2022’nin son ayları milyonlarca asgari ücretlinin gözü hükümetin açıklayacağı asgari ücret rakamındaydı. Her kafadan bir ses çıkıyor, herkes rakam söylüyordu. Konunun esas muhatabı olan milyonlarca asgari ücretlinin belirleyici olmadığı, sendika bürokratları, patronlar ve hükümet temsilcilerinin belirlediği asgari ücretin de emekçileri refaha kavuşturması beklenemezdi. Nitekim öyle de oldu. Türk-İş Ocak ayı açlık sınırını 8.864 lira olarak açıkladı. Yani asgari ücretliler ilk zamlı maaşlarını almadan asgari ücret açlık sınırının altında kalmış oldu. 

Bütün bunlar olurken kendi göbeğini kendi kesen örgütlü, sendikalı işçiler ise son aylarda imzalanan sözleşmelerle açlık ücretlerini ellerinin tersiyle iterken asgari ücretle aradaki farkı açtılar. Son dönemde metal iş kolunda Birleşik Metal-İş sendikasının imzaladığı sözleşmelere bakalım. Daha iki yıldır sendikalı olan ve geçtiğimiz Ekim ayında ikinci sözleşmelerini imzalayan Chen Solar işçilerinin bugün ortalama ücretleri net 15 bin lira civarına gelmiş durumda. Daha sonra grev yasağını tanımayarak greve çıkan Bekaert işçileri 17 günlük grevin sonunda ortalama ücretlerini net 19 bin lira civarına getirdiler. Yine Birleşik Metal-İş sendikasında örgütlü Grid, Schneider Enerji, Hitachi gibi fabrikalarda net ücretler ortalama 20 bin lira civarına gelmiş durumda. Bu bahsedilen ücretlere bayram parası, erzak yardımları, yakacak yardımları gibi birçok sosyal hak eklendiğinde rakamlar daha da yukarı çıkıyor.

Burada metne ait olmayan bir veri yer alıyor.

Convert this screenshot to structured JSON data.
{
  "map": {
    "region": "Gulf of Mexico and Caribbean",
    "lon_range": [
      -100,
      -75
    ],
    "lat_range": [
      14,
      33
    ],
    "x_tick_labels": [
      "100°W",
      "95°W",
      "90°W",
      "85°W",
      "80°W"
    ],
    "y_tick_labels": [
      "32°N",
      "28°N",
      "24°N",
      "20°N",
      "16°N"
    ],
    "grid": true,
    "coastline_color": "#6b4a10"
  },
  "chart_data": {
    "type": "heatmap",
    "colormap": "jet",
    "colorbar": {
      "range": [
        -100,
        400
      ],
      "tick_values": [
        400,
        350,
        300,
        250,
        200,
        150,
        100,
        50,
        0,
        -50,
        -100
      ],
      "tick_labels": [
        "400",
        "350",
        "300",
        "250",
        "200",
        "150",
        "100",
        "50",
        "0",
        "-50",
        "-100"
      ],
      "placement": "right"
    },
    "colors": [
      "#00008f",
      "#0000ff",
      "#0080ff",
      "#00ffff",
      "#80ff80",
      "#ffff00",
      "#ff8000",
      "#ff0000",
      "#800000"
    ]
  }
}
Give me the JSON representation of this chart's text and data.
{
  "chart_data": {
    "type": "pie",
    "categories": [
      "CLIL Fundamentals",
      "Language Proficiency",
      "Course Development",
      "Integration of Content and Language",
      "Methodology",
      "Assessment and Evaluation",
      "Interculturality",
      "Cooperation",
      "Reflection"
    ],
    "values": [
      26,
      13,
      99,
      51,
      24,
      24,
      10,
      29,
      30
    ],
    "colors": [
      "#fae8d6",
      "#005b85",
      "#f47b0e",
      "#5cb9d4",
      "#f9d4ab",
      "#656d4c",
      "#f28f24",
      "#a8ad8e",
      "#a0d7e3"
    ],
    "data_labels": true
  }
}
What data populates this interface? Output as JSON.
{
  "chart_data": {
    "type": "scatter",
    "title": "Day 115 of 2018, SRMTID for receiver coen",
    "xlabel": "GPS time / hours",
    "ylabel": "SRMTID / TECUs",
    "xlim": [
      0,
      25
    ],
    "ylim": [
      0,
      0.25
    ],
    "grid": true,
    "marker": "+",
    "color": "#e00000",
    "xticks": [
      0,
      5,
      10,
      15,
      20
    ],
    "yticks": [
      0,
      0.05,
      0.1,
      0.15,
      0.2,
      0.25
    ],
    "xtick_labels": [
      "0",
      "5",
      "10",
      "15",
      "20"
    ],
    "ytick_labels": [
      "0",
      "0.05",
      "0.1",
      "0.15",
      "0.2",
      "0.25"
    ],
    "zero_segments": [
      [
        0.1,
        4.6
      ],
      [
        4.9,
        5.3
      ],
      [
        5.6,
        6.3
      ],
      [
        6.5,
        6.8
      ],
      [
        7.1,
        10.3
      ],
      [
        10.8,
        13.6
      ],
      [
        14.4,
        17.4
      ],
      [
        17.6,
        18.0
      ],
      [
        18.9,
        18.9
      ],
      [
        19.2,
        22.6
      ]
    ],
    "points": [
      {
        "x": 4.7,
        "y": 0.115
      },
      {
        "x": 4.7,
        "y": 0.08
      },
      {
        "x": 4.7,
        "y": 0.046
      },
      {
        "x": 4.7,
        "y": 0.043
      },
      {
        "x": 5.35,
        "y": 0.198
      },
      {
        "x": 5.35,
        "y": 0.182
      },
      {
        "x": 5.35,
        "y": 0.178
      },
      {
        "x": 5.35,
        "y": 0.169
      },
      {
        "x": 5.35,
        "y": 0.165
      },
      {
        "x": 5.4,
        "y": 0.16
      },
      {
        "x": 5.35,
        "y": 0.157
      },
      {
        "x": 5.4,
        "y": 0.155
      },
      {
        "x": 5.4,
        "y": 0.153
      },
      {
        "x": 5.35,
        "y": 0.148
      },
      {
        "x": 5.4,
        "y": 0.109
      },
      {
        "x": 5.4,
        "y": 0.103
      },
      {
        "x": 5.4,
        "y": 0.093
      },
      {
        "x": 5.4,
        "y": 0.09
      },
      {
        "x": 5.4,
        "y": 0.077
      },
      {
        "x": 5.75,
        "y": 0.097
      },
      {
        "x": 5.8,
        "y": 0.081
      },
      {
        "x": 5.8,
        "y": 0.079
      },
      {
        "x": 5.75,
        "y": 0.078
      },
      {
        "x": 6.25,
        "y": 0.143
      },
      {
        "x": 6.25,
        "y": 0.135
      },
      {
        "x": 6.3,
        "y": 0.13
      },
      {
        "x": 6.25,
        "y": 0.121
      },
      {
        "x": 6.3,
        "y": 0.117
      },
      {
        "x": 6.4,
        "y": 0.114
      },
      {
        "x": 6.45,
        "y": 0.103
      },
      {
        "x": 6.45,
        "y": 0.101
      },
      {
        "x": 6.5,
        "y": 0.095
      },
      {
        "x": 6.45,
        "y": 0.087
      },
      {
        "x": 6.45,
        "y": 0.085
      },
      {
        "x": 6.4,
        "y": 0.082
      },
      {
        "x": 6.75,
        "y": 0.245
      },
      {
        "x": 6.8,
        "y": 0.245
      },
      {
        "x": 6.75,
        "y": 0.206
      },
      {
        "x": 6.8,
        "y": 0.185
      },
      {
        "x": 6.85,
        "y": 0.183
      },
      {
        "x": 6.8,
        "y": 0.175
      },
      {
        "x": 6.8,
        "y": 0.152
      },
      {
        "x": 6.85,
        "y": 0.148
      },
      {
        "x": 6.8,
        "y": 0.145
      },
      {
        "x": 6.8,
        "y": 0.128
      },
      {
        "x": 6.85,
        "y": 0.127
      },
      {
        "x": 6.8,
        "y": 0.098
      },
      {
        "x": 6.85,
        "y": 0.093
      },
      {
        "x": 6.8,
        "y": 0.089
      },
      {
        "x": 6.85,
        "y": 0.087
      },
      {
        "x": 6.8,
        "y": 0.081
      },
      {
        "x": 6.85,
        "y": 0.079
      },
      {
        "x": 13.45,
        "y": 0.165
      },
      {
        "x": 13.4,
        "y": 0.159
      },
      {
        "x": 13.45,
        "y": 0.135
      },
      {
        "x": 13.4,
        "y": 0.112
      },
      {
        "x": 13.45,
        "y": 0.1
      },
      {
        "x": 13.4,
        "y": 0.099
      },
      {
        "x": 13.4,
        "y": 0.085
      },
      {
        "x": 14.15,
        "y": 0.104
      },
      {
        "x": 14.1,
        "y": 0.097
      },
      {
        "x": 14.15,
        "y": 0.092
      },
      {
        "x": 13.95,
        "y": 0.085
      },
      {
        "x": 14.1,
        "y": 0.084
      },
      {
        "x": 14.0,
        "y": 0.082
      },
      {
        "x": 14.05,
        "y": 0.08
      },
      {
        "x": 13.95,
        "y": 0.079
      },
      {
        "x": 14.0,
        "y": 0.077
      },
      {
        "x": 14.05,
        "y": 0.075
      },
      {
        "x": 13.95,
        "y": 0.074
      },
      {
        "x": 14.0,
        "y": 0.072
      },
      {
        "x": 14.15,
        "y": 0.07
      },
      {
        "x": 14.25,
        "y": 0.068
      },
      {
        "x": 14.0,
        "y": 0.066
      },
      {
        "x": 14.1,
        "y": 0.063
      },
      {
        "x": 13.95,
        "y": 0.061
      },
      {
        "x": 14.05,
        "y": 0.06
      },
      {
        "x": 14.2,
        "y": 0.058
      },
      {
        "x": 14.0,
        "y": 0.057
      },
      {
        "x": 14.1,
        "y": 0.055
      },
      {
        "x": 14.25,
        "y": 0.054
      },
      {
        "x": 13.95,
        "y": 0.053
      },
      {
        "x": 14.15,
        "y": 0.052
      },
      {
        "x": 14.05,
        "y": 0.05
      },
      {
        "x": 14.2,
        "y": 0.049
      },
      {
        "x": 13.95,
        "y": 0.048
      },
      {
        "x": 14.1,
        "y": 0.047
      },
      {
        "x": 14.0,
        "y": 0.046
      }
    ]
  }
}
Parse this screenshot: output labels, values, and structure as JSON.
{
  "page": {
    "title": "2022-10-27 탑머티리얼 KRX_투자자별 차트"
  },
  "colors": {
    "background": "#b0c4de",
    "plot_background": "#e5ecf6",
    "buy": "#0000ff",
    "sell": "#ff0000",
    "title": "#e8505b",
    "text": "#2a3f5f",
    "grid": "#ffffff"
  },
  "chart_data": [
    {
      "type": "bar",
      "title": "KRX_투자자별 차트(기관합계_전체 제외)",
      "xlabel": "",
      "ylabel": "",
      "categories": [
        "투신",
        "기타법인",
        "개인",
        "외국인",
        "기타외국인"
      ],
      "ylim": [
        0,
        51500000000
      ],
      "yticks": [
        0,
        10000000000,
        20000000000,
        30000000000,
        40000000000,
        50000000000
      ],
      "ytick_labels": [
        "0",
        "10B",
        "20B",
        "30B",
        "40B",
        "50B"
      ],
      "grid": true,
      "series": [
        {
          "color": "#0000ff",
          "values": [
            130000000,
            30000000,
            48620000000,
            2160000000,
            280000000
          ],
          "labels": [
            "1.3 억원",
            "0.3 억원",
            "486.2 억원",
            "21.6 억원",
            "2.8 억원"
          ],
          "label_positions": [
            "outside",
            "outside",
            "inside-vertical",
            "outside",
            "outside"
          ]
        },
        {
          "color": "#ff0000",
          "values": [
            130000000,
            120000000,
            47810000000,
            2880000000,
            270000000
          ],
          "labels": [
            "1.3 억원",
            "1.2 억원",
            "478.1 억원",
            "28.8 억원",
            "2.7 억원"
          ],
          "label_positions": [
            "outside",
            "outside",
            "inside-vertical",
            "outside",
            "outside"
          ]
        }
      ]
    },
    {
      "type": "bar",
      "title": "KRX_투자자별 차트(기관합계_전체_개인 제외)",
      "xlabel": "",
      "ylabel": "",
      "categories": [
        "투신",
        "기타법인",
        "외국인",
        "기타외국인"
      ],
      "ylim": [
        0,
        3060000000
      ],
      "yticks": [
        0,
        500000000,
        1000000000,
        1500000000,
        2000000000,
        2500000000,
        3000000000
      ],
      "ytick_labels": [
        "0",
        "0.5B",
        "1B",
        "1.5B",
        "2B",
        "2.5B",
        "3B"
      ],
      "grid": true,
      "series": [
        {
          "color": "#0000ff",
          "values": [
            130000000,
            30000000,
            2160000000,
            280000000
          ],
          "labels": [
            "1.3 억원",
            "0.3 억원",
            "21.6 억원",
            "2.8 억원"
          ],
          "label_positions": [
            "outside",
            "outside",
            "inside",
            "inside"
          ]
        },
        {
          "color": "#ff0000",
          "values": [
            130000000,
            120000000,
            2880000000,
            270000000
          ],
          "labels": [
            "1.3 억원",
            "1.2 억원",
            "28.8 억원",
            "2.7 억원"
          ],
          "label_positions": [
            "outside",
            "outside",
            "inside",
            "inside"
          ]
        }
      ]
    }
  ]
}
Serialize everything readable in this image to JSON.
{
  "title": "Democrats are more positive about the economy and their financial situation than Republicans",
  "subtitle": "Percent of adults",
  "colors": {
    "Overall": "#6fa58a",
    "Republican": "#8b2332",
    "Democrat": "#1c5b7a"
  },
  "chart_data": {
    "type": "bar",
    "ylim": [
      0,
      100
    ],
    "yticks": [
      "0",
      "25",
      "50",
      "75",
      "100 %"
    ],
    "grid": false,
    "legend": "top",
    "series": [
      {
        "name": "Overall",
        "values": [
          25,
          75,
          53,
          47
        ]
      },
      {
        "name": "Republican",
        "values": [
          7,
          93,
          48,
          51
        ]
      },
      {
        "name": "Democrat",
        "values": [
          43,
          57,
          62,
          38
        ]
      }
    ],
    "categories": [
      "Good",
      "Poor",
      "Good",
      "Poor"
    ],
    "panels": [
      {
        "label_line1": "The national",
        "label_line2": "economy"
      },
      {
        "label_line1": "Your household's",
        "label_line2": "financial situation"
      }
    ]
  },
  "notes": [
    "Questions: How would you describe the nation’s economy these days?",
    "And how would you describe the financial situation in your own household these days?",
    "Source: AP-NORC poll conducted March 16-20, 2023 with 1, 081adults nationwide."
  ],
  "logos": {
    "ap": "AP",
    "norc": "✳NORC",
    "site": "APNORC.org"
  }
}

Açlık dayatmasına karşı sendikalarda örgütlenelim!

Sendikasız fabrikada çalışan işçi de aynı ülkede yaşıyor sendikalı fabrikada çalışan işçi de. Aynı mahallelerde oturup aynı marketlerden alışveriş yapıyorlar. Yani ikisinin de ihtiyaçları aynı. Ama alınan ücretler arasında uçurum var. Bu farkın tek sebebi örgütlülük. Sendikalı işçiler örgütleniyor ve hakkını patrondan söke söke mücadele ederek alıyor. Bu örgütlü güç sayesinde hükümetin ve patronların dayattığı açlık ücretini elinin tersiyle itebiliyor. Bugün asgari ücret denen açlık ücreti örgütsüz işçinin ücretidir. Biz işçilerin ekonomimizin iyileşmesi, soframızdaki ekmeğin büyümesi için tek çaremiz var o da örgütlenmek. Kimseden medet ummadan, kimsenin ağzına bakmadan işgal, grev, direniş diyerek hakkımızı söke söke almak dışında başka bir seçeneğimiz yok. O yüzden kendimize, ailelerimize, geleceğimize karşı sorumluluğumuzu yerine getirerek örgütlenelim, sendikalı olalım ve bizlere dayatılan açlık ücretlerini ellerimizin tersiyle itelim.